I thank the noble and learned Lords for their support for our amendments to Clause 5 and the removal of the Henry VIII operation within the Bill. I shall do my best to continue in the way I have started in this House.
I thank the noble Baroness, Lady Thornton, for her Amendments 21 and 23. The Government recognise that appropriate levels of scrutiny are the hallmark of an effective and responsible parliamentary system and that the processes by which we draft, consider and test legislation must be robust. It is necessary that we look at the nature of the subordinate legislation in the Bill and balance the need for scrutiny against the appropriate use of parliamentary time.
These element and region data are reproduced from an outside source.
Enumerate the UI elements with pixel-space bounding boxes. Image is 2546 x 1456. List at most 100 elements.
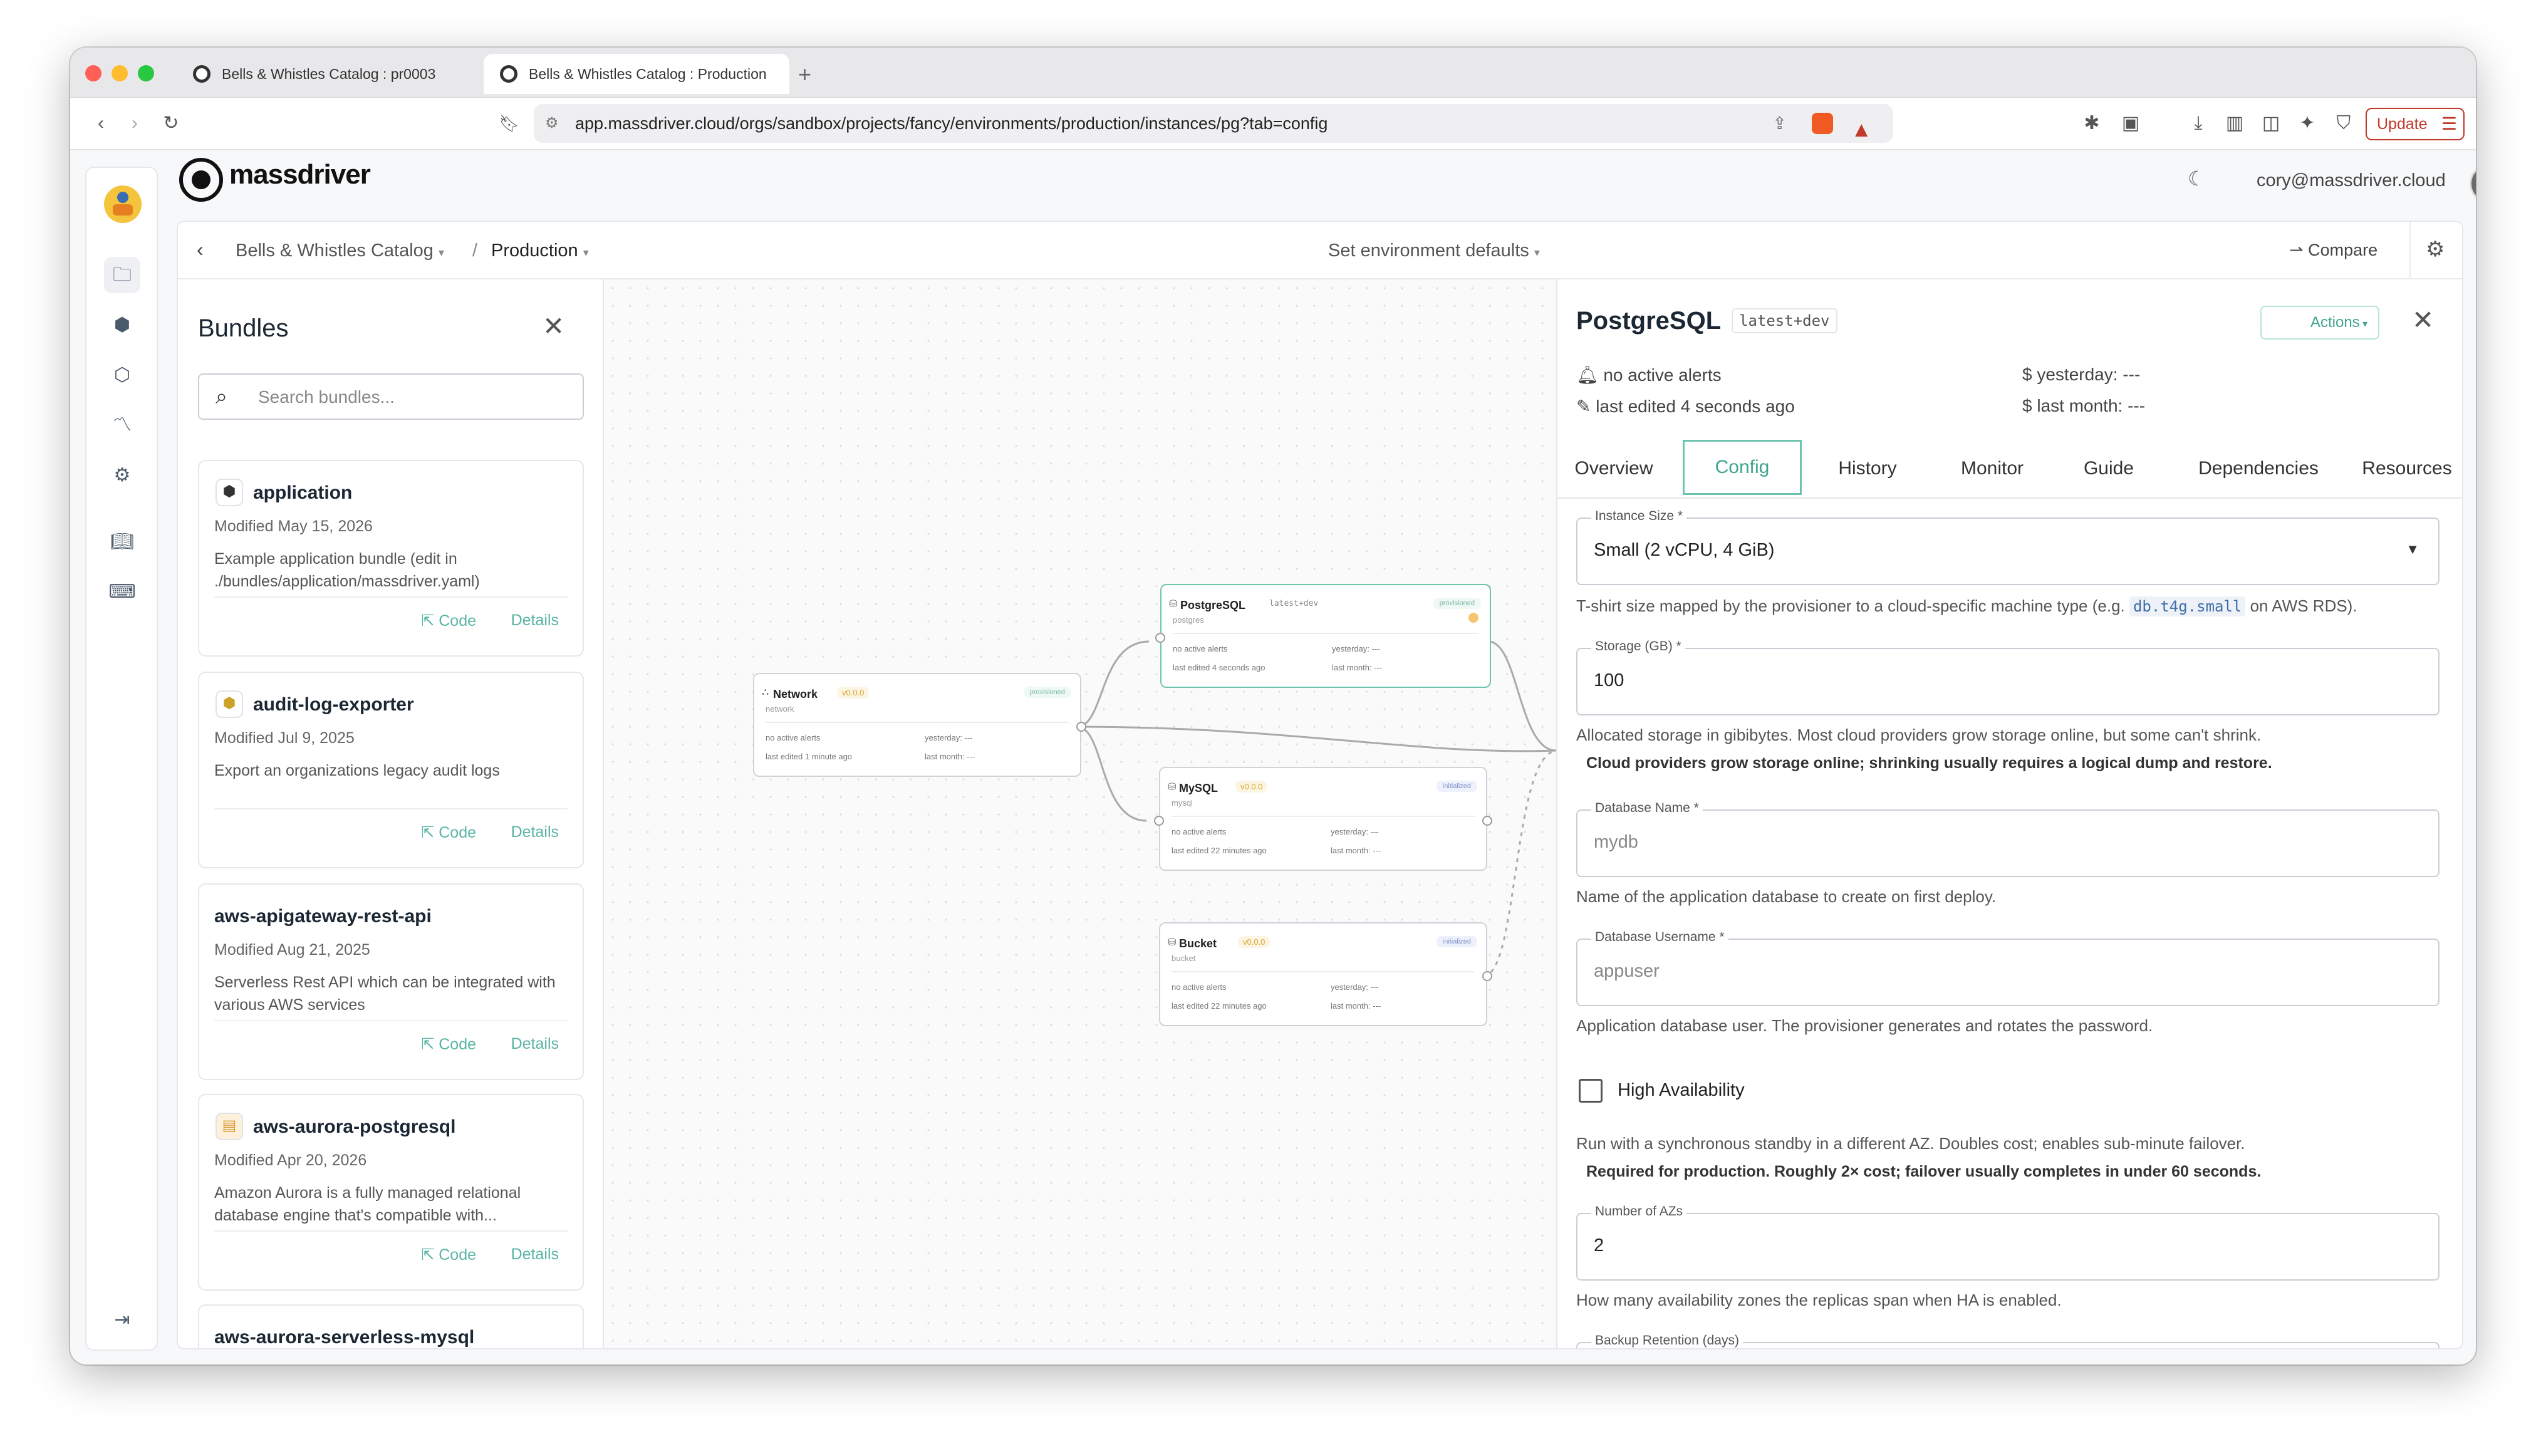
code-link[interactable]: ⇱ Code	[421, 823, 476, 842]
tab-monitor[interactable]: Monitor	[1942, 440, 2042, 497]
wallet-icon[interactable]: ◫	[2259, 112, 2283, 135]
browser-tab[interactable]: Bells & Whistles Catalog : pr0003	[177, 54, 470, 94]
node-output-handle[interactable]	[1482, 971, 1492, 981]
tab-config[interactable]: Config	[1683, 440, 1802, 495]
node-output-handle[interactable]	[1076, 722, 1086, 732]
code-link[interactable]: ⇱ Code	[421, 1245, 476, 1264]
massdriver-logo-icon[interactable]	[179, 158, 223, 202]
tab-dependencies[interactable]: Dependencies	[2174, 440, 2343, 497]
update-button[interactable]: Update ☰	[2366, 108, 2465, 140]
search-bundles-input[interactable]: ⌕ Search bundles...	[198, 373, 584, 420]
external-link-icon: ⇱	[421, 1036, 439, 1053]
reading-list-icon[interactable]: ▣	[2119, 112, 2143, 135]
high-availability-help: Run with a synchronous standby in a diff…	[1576, 1134, 2245, 1153]
bundle-card[interactable]: ⬢ application Modified May 15, 2026 Exam…	[198, 460, 584, 657]
chevron-down-icon: ▾	[438, 246, 445, 259]
bundle-card[interactable]: aws-aurora-serverless-mysql	[198, 1304, 584, 1348]
dollar-icon: $	[2022, 396, 2037, 415]
project-breadcrumb[interactable]: Bells & Whistles Catalog ▾	[236, 241, 444, 261]
user-email[interactable]: cory@massdriver.cloud	[2257, 170, 2446, 191]
download-icon[interactable]: ⤓	[2186, 112, 2210, 135]
close-panel-icon[interactable]: ✕	[2412, 304, 2434, 335]
instance-size-help: T-shirt size mapped by the provisioner t…	[1576, 596, 2357, 616]
instance-size-select[interactable]: Instance Size * Small (2 vCPU, 4 GiB) ▼	[1576, 509, 2439, 585]
docs-book-icon[interactable]: 📖︎	[104, 524, 140, 560]
database-name-input[interactable]: Database Name * mydb	[1576, 801, 2439, 877]
alerts-status: 🔔︎ no active alerts	[1576, 365, 1722, 385]
set-environment-defaults-button[interactable]: Set environment defaults ▾	[1328, 241, 1540, 261]
compare-button[interactable]: ⇀ Compare	[2289, 241, 2377, 260]
brave-shields-icon[interactable]	[1812, 113, 1833, 134]
back-icon[interactable]: ‹	[89, 112, 113, 135]
close-window-button[interactable]	[85, 65, 101, 81]
node-input-handle[interactable]	[1155, 633, 1165, 643]
bucket-node[interactable]: ⛁ Bucket v0.0.0 initialized bucket no ac…	[1159, 922, 1492, 1026]
backup-retention-input[interactable]: Backup Retention (days)	[1576, 1333, 2439, 1348]
tab-history[interactable]: History	[1821, 440, 1915, 497]
details-link[interactable]: Details	[511, 1035, 559, 1053]
high-availability-label[interactable]: High Availability	[1618, 1080, 1745, 1101]
high-availability-checkbox[interactable]	[1579, 1079, 1603, 1103]
bookmark-icon[interactable]: 🔖︎	[497, 112, 521, 135]
expand-sidebar-icon[interactable]: ⇥	[104, 1302, 140, 1338]
actions-dropdown-button[interactable]: Actions ▾	[2260, 306, 2379, 340]
dark-mode-toggle-icon[interactable]: ☾	[2188, 167, 2206, 190]
settings-gear-icon[interactable]: ⚙	[104, 457, 140, 494]
mysql-node[interactable]: ⛁ MySQL v0.0.0 initialized mysql no acti…	[1154, 767, 1492, 871]
details-link[interactable]: Details	[511, 611, 559, 630]
environment-breadcrumb[interactable]: Production ▾	[491, 241, 589, 261]
environment-canvas[interactable]: ⛬ Network v0.0.0 provisioned network no …	[604, 279, 1556, 1348]
metrics-chart-icon[interactable]: 〽	[104, 407, 140, 444]
sidebar-icon[interactable]: ▥	[2223, 112, 2247, 135]
tab-guide[interactable]: Guide	[2065, 440, 2153, 497]
massdriver-favicon-icon	[193, 65, 210, 83]
details-link[interactable]: Details	[511, 1245, 559, 1264]
extensions-icon[interactable]: ✱	[2080, 112, 2104, 135]
new-tab-icon[interactable]: +	[798, 61, 811, 88]
bundles-icon[interactable]: ⬢	[104, 307, 140, 343]
network-node[interactable]: ⛬ Network v0.0.0 provisioned network no …	[753, 673, 1086, 777]
cube-icon[interactable]: ⬡	[104, 357, 140, 393]
menu-icon: ☰	[2441, 114, 2457, 133]
terminal-icon[interactable]: ⌨	[104, 574, 140, 610]
code-link[interactable]: ⇱ Code	[421, 611, 476, 630]
environment-settings-gear-icon[interactable]: ⚙	[2426, 237, 2445, 262]
browser-tab-active[interactable]: Bells & Whistles Catalog : Production	[484, 54, 789, 94]
tab-resources[interactable]: Resources	[2351, 440, 2462, 497]
back-chevron-icon[interactable]: ‹	[197, 238, 204, 261]
node-output-handle[interactable]	[1482, 816, 1492, 826]
bundle-card[interactable]: ⬢ audit-log-exporter Modified Jul 9, 202…	[198, 672, 584, 868]
tab-overview[interactable]: Overview	[1570, 440, 1658, 497]
zoom-window-button[interactable]	[138, 65, 154, 81]
environment-workspace: ‹ Bells & Whistles Catalog ▾ / Productio…	[177, 221, 2463, 1349]
code-link[interactable]: ⇱ Code	[421, 1035, 476, 1054]
share-icon[interactable]: ⇪	[1772, 104, 1787, 143]
projects-folder-icon[interactable]: 🗀︎	[104, 257, 140, 293]
forward-icon[interactable]: ›	[123, 112, 147, 135]
postgresql-node[interactable]: ⛁ PostgreSQL latest+dev provisioned post…	[1155, 584, 1491, 688]
connection-line	[1076, 725, 1147, 822]
user-avatar[interactable]	[2470, 164, 2476, 203]
brave-rewards-icon[interactable]: ▲	[1851, 110, 1872, 149]
search-icon: ⌕	[216, 385, 228, 408]
bell-icon: 🔔︎	[1576, 365, 1604, 385]
vpn-shield-icon[interactable]: ⛉	[2332, 112, 2356, 135]
storage-input[interactable]: Storage (GB) * 100	[1576, 639, 2439, 715]
number-of-azs-help: How many availability zones the replicas…	[1576, 1291, 2062, 1309]
network-icon: ⛬	[762, 687, 769, 697]
details-link[interactable]: Details	[511, 823, 559, 841]
address-bar[interactable]: ⚙ app.massdriver.cloud/orgs/sandbox/proj…	[534, 104, 1893, 143]
minimize-window-button[interactable]	[112, 65, 128, 81]
bundle-card[interactable]: ▤ aws-aurora-postgresql Modified Apr 20,…	[198, 1094, 584, 1291]
massdriver-favicon-icon	[500, 65, 517, 83]
close-icon[interactable]: ✕	[543, 311, 564, 341]
leo-ai-icon[interactable]: ✦	[2295, 112, 2319, 135]
site-info-icon[interactable]: ⚙	[545, 104, 559, 143]
bundle-card[interactable]: aws-apigateway-rest-api Modified Aug 21,…	[198, 883, 584, 1080]
number-of-azs-input[interactable]: Number of AZs 2	[1576, 1204, 2439, 1281]
reload-icon[interactable]: ↻	[159, 112, 183, 135]
org-avatar[interactable]	[104, 185, 142, 223]
dollar-icon: $	[2022, 365, 2037, 384]
database-username-input[interactable]: Database Username * appuser	[1576, 930, 2439, 1006]
node-input-handle[interactable]	[1154, 816, 1164, 826]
The draft affirmative resolution offers a greater level of parliamentary scrutiny and may be appropriate for particularly significant or sensitive regulations. For example, that is why the Government have agreed that that is appropriate when amending the list of authorised persons able to process data for the purposes of reciprocal healthcare. It is important to understand that, where the UK negotiates a new comprehensive international healthcare agreement, most of the important elements setting out its terms would be included in the agreement itself rather than in the regulations, made under the Bill, that implement it. The regulations giving effect to such an agreement would be much more likely to focus on the procedural, administrative or technical details, such as the types of documents or forms to be used to administer reciprocal healthcare arrangements. Evidence tabled during the course of the Bill’s passage from the Academy of Medical Royal Colleges and the British Medical Association demonstrates that the administration for current arrangements works well. The regulations made under this Bill would be likely to simply provide for the effective and efficient administration of these arrangements.